Compassionate Care Competencies need our attention
Bedside manner and communication skills are the ‘tip of the compassion iceberg’ according to Dominic O. Vachon.
In the big machine that is modern day healthcare, we have prioritised throughput, technical wizardry and the financial bottom line. In other words, we still talk a lot about compassion, but we are not walking the talk often enough.
Loss of compassionate care has been an unintended consequence of progress according to Vachon. He describes this as the technology, take the EMR for example, becoming the centrepiece that care orbits around, saying this has happened through good intention rather than anything malicious.
Nevertheless, here we are.
Compassion is the intention to stay with suffering and help relieve it. Most doctors have ample opportunity to practice compassion in their daily work. However, a depleted person, even a doctor with significant training, will find it harder to respond compassionately to another.
A doctor who is time poor, pressured by the processes they work within, disconnected to their team, resentful of missing their family due to long work hours or stress will not be able to deliver compassionate care as they might have planned. It is a downward spiral.
Compassion ought not be sentimentalised. This is much more than a feeling of empathy. Compassion is often what brought people to healthcare, a desire to relieve suffering. It is this very desire, thwarted by systemic process, that can cause disillusionment or moral injury or burnout in the doctor.
Doctors train for a long time in order to be competent and safe. They think and talk about patient safety ALL THE TIME.

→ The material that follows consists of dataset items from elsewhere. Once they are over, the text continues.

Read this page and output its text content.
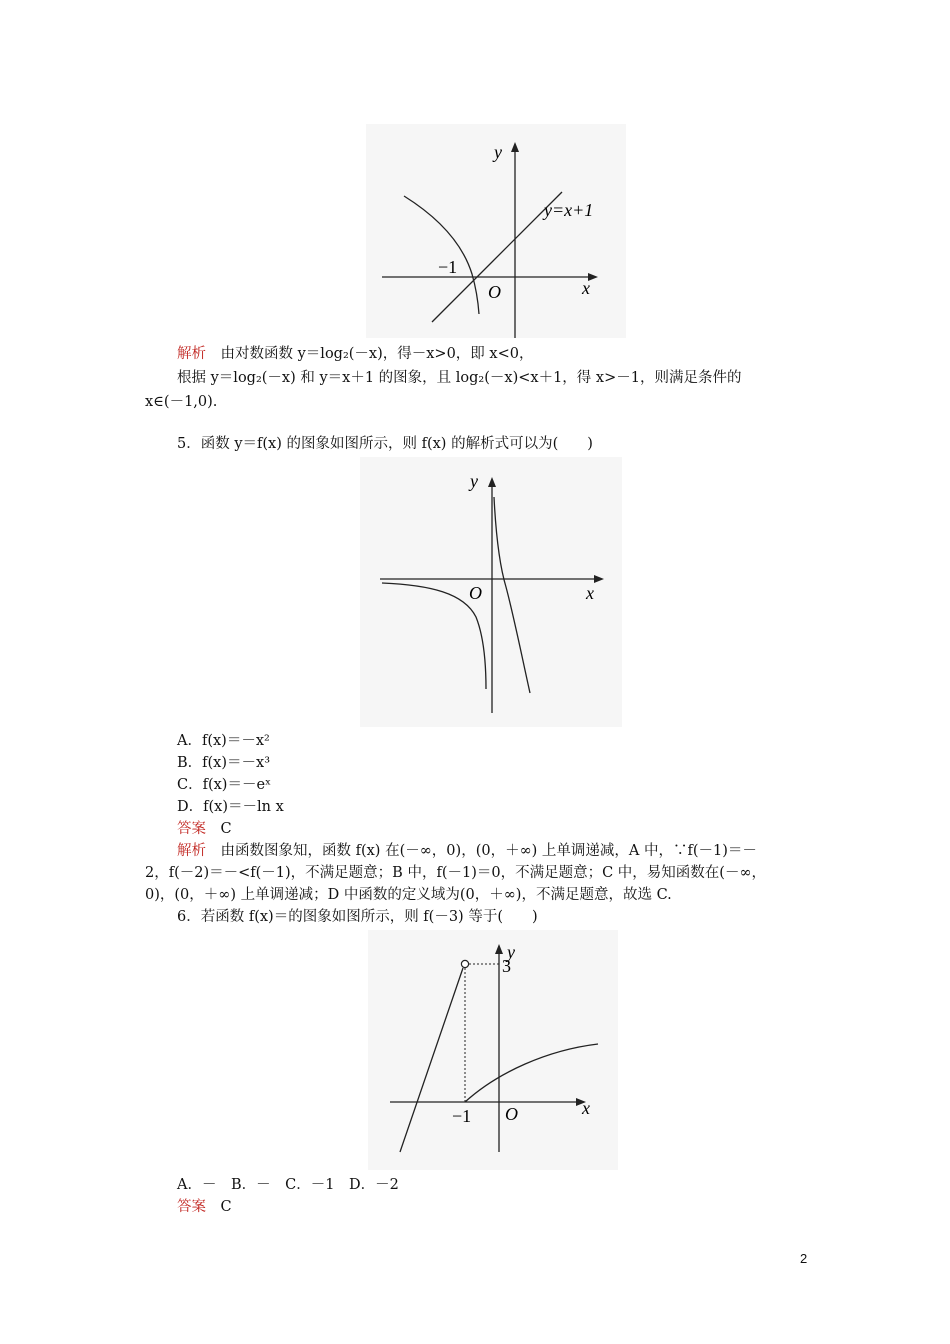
y
x
O
−1
y=x+1
解析　 由对数函数 y＝log₂(－x)，得－x>0，即 x<0，
根据 y＝log₂(－x) 和 y＝x＋1 的图象，且 log₂(－x)<x＋1，得 x>－1，则满足条件的
x∈(－1,0).
5．函数 y＝f(x) 的图象如图所示，则 f(x) 的解析式可以为(　　)
y
x
O
A．f(x)＝－x²
B．f(x)＝－x³
C．f(x)＝－eˣ
D．f(x)＝－ln x
答案　 C
解析　 由函数图象知，函数 f(x) 在(－∞，0)，(0，＋∞) 上单调递减，A 中，∵f(－1)＝－
2，f(－2)＝－<f(－1)，不满足题意；B 中，f(－1)＝0，不满足题意；C 中，易知函数在(－∞，
0)，(0，＋∞) 上单调递减；D 中函数的定义域为(0，＋∞)，不满足题意，故选 C.
6．若函数 f(x)＝的图象如图所示，则 f(－3) 等于(　　)
y
x
O
3
−1
A．－　B．－　C．－1　D．－2
答案　 C
2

This is not entirely altruistic. When a patient has been harmed, even accidentally, the doctor experiences a lot of intense and difficult to hold emotions like distress, guilt, shame, fear, sadness, disappointment. In addition, there are usually difficult conversations to have, other people’s distress and emotion to hold and respond to, potential recrimination, one or more investigations, loss of confidence, sometimes trauma and a whole lot more. Very, very few doctors seek to harm their patients or those around them.
And yet, things do go wrong, often. People are harmed by doctors. Doctors are harmed in the course of their work. Every day, doctors and their employing organisations are working hard to reduce risk to patients and to caregivers by raising competence. However, most of it is about technical competence. We have been relatively blind to the need to teach the skills of compassion to doctors. Doctors need to be competent in compassionate care too, that will also help reduce errors and mistakes. Patients and their families are our allies in this.
Without competency in compassionate care, doctors continually undermine their technical efforts. For example, rostering a trainee doctor to a surgical list or an emergency room without appropriate access to supervision sets them up to be stressed, to feel unseen or uncared for and to be inept in connecting with the patients because they have too many things to worry about. Their cognitive load and emotional vulnerability leave little room for the doctor to meet the patient compassionately. They are busy managing their own needs.
To act as if competence and compassionate care are somehow separate is a nonsense. We need doctors who are competent in compassionate care so that they can deliver their other competencies effectively and consistently.
There is a compelling case for raising the significance of compassion training in medicine. Compassionate care is integral and imperative to patient and doctor safety, wellbeing and capacity. Viewing it as nice to have or somehow inherent in all doctors, just because they have earnt the title, is limiting the potential of healthcare in all directions.
References:
S. Trzeciak & A. Mazzarelli, (2019) Compassionomics: The revolutionary scientific evidence that caring makes a difference.
D.O. Vachon, (2020) How Doctors Care: The science of compassionate and balanced caring in medicine.